第七章 我夢裡一群仙兒

投票推薦 加入書籤 小說報錯

  周桃沒離開。

  夜色深了,現在走夜路得穩妥些。

  她被安排在趙家一間側房。

  這屋子本是趙家其他孩子的住處,孩子們走了便一直空著,如今正好待客。

  事畢,趙家兩人卻毫無睡意。他們將趙肆挪進主屋,趙八斤翻出跌打膏藥,給他手腕抹上。

  按周桃說法,鬱氣不改人身筋骨,卻能叫人拋了性命般使力。

  好比朝塊尖石頭揮拳,人腦總為護住皮肉、躲開疼,暗自收了勁,可鬱氣纏身時,這份護著自己的心思就散了,反倒能榨出更多氣力。

  也更容易傷筋動骨。

  料理完趙肆的傷,趙八斤便蹲在房門口抽菸。

  院裡那隻被踹落泥地、沾了灰的燒雞他也沒捨得扔,拾掇了拿去餵豬。

  此刻他望著地上那片油汪汪的土,猛地嘬一口煙,兩股灰白煙氣從鼻孔里筆直地鑽出來。

  他扭頭看向趙犰:

  「小九啊,你說你二哥到底喜歡吃什麼?他說他不喜歡我買的東西,可我每次買燒雞,他吃得挺香的……」

  趙犰想了想說:

  「爹,我覺得倒是你愛吃燒雞。」

  趙八斤煙嗆了嗓子,咳個不住,眼淚都嗆出來了。

  趙犰掰著手指念叨:

  「今兒的酒是爹愛喝的。爹你知道我,我不喝酒,二哥四哥喜歡啤的,燒雞也是爹愛吃的,每次你買回,總是你高興。」

  「那你說你二哥喜歡什麼?」

  「興許……糖?」趙犰也不確定。

  「糖?」

  「對,村頭小賣部賣一種水果糖,說是山城來的,以前二哥下工,我去找他,偶爾見他吃。

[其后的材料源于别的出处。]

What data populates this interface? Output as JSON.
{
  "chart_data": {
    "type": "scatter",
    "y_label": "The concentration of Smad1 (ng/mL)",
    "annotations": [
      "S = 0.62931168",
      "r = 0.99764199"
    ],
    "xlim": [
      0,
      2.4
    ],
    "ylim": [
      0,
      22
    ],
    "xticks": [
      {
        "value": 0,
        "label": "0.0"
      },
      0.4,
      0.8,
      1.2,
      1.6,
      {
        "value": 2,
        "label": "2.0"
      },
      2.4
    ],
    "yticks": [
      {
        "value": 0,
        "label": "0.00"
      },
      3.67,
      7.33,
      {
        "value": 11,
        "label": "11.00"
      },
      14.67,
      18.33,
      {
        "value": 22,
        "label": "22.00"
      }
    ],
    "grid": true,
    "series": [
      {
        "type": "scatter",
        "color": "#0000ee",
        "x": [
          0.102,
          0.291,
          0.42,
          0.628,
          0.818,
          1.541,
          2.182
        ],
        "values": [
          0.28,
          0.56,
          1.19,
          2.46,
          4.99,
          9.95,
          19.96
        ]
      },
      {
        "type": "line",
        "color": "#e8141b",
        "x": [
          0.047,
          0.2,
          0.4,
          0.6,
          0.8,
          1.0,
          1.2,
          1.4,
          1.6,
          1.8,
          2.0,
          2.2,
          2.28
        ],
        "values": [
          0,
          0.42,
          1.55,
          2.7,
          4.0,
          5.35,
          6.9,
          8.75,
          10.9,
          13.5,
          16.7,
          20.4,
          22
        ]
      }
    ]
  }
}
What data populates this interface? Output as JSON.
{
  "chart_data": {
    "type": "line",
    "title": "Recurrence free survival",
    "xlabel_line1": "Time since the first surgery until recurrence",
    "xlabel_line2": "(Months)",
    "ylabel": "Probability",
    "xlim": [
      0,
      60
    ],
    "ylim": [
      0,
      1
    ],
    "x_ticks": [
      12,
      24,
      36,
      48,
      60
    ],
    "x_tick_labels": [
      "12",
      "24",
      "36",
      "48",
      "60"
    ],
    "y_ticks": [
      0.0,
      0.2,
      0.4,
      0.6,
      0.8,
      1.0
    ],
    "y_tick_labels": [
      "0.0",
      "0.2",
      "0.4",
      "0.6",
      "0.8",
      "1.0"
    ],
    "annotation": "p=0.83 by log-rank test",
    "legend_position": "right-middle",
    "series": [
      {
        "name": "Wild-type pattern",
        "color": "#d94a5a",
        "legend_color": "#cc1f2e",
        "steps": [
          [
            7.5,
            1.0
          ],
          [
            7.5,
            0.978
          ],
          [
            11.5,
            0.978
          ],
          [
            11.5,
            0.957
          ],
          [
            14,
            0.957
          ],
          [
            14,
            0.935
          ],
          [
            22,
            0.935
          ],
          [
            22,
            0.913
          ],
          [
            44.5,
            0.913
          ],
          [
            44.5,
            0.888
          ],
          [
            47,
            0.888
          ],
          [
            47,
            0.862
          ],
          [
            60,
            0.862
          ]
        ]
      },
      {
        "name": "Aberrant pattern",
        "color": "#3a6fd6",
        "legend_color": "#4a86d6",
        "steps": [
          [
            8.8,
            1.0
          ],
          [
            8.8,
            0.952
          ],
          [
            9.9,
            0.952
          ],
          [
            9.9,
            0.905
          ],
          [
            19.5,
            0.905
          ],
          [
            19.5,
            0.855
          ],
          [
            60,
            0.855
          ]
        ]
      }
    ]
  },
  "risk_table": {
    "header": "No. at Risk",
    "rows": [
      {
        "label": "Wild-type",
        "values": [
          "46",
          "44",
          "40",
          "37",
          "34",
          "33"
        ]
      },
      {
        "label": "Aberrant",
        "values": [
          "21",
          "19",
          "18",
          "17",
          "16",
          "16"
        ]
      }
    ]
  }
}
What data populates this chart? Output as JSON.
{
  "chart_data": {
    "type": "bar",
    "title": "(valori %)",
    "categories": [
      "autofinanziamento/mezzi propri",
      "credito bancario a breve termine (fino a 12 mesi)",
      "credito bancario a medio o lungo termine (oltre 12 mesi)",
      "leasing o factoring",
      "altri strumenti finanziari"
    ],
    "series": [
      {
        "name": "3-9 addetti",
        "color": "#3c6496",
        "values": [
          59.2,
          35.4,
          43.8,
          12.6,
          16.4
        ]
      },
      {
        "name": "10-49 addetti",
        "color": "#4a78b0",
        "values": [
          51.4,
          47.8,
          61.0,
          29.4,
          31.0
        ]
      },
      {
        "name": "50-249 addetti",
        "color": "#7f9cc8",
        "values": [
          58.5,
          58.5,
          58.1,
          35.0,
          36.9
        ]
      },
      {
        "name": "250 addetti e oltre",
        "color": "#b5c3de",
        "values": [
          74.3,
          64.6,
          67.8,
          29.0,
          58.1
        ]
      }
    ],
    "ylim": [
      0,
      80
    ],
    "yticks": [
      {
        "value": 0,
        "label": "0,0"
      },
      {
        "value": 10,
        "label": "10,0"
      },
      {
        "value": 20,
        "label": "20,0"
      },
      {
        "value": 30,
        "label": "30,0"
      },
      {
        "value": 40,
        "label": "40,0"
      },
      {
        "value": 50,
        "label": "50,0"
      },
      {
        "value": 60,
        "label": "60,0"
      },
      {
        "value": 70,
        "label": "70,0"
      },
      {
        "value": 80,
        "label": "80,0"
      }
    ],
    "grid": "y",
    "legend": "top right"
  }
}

」

  趙八斤仔細回想。

  好像記起,二兒子胳膊被鐵老爺打傷後,確實想讓自己幫著買幾顆那東西。

  他當時不懂,只覺得是娘們兮兮的玩意兒,價兒頂得上個大窩頭,就回絕了。

  可他現在還是不懂,兒子為啥好這口。

  也不曉得最後自己那二兒子是否又買了糖。

  趙犰沒再說,蹲門口陪著爹。

  蹲到腿麻,蹲到遠處山頭泛了紅。

  太陽慢悠悠爬上來。

  新的一天來了。

  趙八斤抽完這支煙,可能是一生最長的,撐著膝蓋站起。

  蹲久了腿麻,他跺兩下腳。

  「小九啊。」

  「咋了爹?」

  「你想去城裡學本事?」

  「對。」

  「你之前從口裡噴出啥東西。」趙八斤側頭問:「那也是本事?」

  「是。」趙犰沉吟了片刻:「我在夢裡能碰到一群仙人,他們教我的。」

  「別看你爹沒文化就糊弄你爹。」趙八斤笑罵一句:「怕是早跟老悶頭學了兩手,自己練出來的?」

  趙犰沒吭聲。心裡嘀咕,這老頭,說實話倒不信了。

  趙八斤沒讓他開口,只道:「去城裡學本事也行,像今兒幫人看災,收拾禍害,也能掙不少銀元,挺好。」

  「爹?你准我學本事了?」趙犰大喜。

  他本想著爹若死活不同意,就自己偷跑出去。

  可他雜糅的記憶里,除開忽然出現的「趙裘」,「趙犰」也占了大半。

  在趙犰的記憶當中,趙八斤雖常買他愛吃的燒雞,卻總吃得最少。

  他終歸狠不下心跑開。

  正說著,院門忽地砰砰急響,兩人對視一眼,疑惑不解,最終還是趙犰起身開門。

  門一開,趙犰見是熟人張工。

  張工滿臉緊張。

  「張工?咋來了?」趙犰疑惑的問。

  「誒呀!」張工緊張地瞅了眼院裡,低聲道:「徐副廠長死了!」

  ……

  趙家爺倆帶周桃進廠時,工人已里三層外三層圍得嚴實。


  張工一引周桃來,眾人便湧向兩旁散開。

  趙犰一眼就看到了正在中間一根鐵柱上掛著的徐旭。

  昨兒還神氣的徐副廠長,吊在門口一根待加工的柱子上,繩子上拴柱頂,下頭勒緊他脖子。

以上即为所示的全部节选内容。